Se lire au féminin

Les Brumes de Riverton – Kate Morton

Kate Morton - Les Brumes de Riverton Se Lire au Féminin

Suite à la découverte de Kate Morton en lisant La Scène des souvenirs, j’avais hâte de poursuivre la lecture de ses romans. J’aime les longues descriptions, d’autant plus quand elles me permettent de rester plus longtemps auprès de personnages, d’époques ou de lieux que j’affectionne au cours de la lecture.

Et l’écriture de Kate Morton regorge de descriptions détaillées !

Le résumé :

Été 1924, dans la propriété de Riverton. L’étoile montante de la poésie anglaise, lord Robert Hunter, se donne la mort au bord d’un lac, au cours d’une soirée. Dès lors, les soeurs Emmeline et Hannah Hartford, seuls témoins de ce drame, ne se sont plus adressé la parole. Selon la rumeur, l’une était sa fiancée et l’autre son amante…

1999. Une jeune réalisatrice décide de faire un film autour de ce scandale et s’adresse au dernier témoin vivant, Grace Bradley, à l’époque domestique au château. Grace s’est toujours efforcée d’oublier cette nuit-là. Mais les fantômes du passé ne demandent qu’à se réveiller…

Mon avis et ressenti :

Le prélude à l’histoire racontée par Grace dans ce roman est un projet de film, au titre éponyme à celui du roman; le film que souhaite tourner la réalisatrice Ursula Ryan sur l’histoire des relations entre le poète Robert Hunter et les soeurs Hartford, avant son suicide en 1924. 

La réalisatrice a contacté Grace, alors âgée de 98 ans et seul témoin vivant de cet épisode sombre de Riverton. Dans un premier temps, Grace refuse et préfère enregistrer cette histoire pour son petit-fils Marcus.

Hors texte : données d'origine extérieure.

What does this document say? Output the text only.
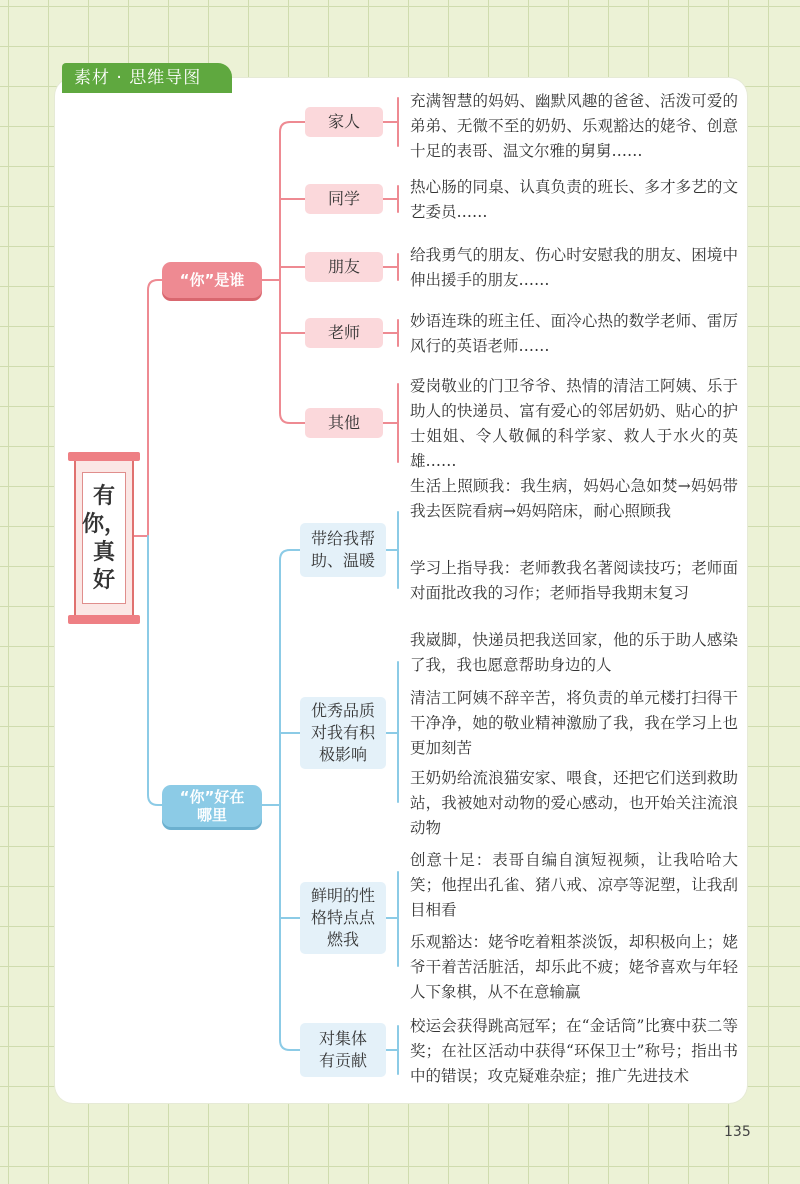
素材 · 思维导图
有你，
真
好
“你”是谁
“你”好在哪里
家人
同学
朋友
老师
其他
充满智慧的妈妈、幽默风趣的爸爸、活泼可爱的弟弟、无微不至的奶奶、乐观豁达的姥爷、创意十足的表哥、温文尔雅的舅舅……
热心肠的同桌、认真负责的班长、多才多艺的文艺委员……
给我勇气的朋友、伤心时安慰我的朋友、困境中伸出援手的朋友……
妙语连珠的班主任、面冷心热的数学老师、雷厉风行的英语老师……
爱岗敬业的门卫爷爷、热情的清洁工阿姨、乐于助人的快递员、富有爱心的邻居奶奶、贴心的护士姐姐、令人敬佩的科学家、救人于水火的英雄……
带给我帮助、温暖
优秀品质对我有积极影响
鲜明的性格特点点燃我
对集体有贡献
生活上照顾我：我生病，妈妈心急如焚→妈妈带我去医院看病→妈妈陪床，耐心照顾我
学习上指导我：老师教我名著阅读技巧；老师面对面批改我的习作；老师指导我期末复习
我崴脚，快递员把我送回家，他的乐于助人感染了我，我也愿意帮助身边的人
清洁工阿姨不辞辛苦，将负责的单元楼打扫得干干净净，她的敬业精神激励了我，我在学习上也更加刻苦
王奶奶给流浪猫安家、喂食，还把它们送到救助站，我被她对动物的爱心感动，也开始关注流浪动物
创意十足：表哥自编自演短视频，让我哈哈大笑；他捏出孔雀、猪八戒、凉亭等泥塑，让我刮目相看
乐观豁达：姥爷吃着粗茶淡饭，却积极向上；姥爷干着苦活脏活，却乐此不疲；姥爷喜欢与年轻人下象棋，从不在意输赢
校运会获得跳高冠军；在“金话筒”比赛中获二等奖；在社区活动中获得“环保卫士”称号；指出书中的错误；攻克疑难杂症；推广先进技术
135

Mais, finalement, ses souvenirs lui soufflent d’être présente et de contribuer à faire revivre un peu Riverton le temps de ce tournage.

Remontons donc le temps…

C’est à Saffron Green, dans la campagne anglaise, que vit la famille Hartford, au château de Riverton et que l’auteure pose le décor.

Tout le récit est relaté par Grace, une vieille dame ayant travaillé plusieurs années comme bonne au château de Riverton, puis en tant que camériste auprès d’Hannah, l’une des filles Hartford.

Grace nous raconte son quotidien au sein de cette noble famille, dans le sillage de sa mère (elle aussi au service des Hartford par le passé), entourée des autres domestiques; les paroles entendues au gré des différents services,  les querelles sourdes entre chaque membre, les jalousies, les soirées grandioses, les lettres secrètes en sténo et l’ordre de silence intimé aux domestiques.

Surtout, faire la sourde oreille, pour tout. Ne rien révéler. Jamais.

Grace s’est alors découvert cette faculté à garder un secret. Si farouchement que le poids de la culpabilité n’a pas faibli sous celui de la souffrance, malgré les drames, malgré les années.

Grace se sent toujours aussi coupable d’avoir tout vu et de n’avoir rien dit.

Dans leur enfance, David, Hannah et Emmeline formaient une fratrie soudée, joyeuse et dont la priorité était le Jeu. Celui de leur imagination débordante, des rôles de grands personnages, de leur soif de liberté, le tout secrètement protégé dans un coffre précieux. 

La vie était insouciante sous le ciel de Riverton dans ces temps-là.

David, l’aîné, rêvait d’horizons lointains; la première guerre mondiale lui offrit cette malheureuse opportunité de rejoindre la France.

Hanna, la seconde, souhaitait être libre, « disponible pour toutes les aventures qui pourraient se présenter et l’emporter dans leur tourbillon »… . Et l’amour dans tout ça, à quoi bon ?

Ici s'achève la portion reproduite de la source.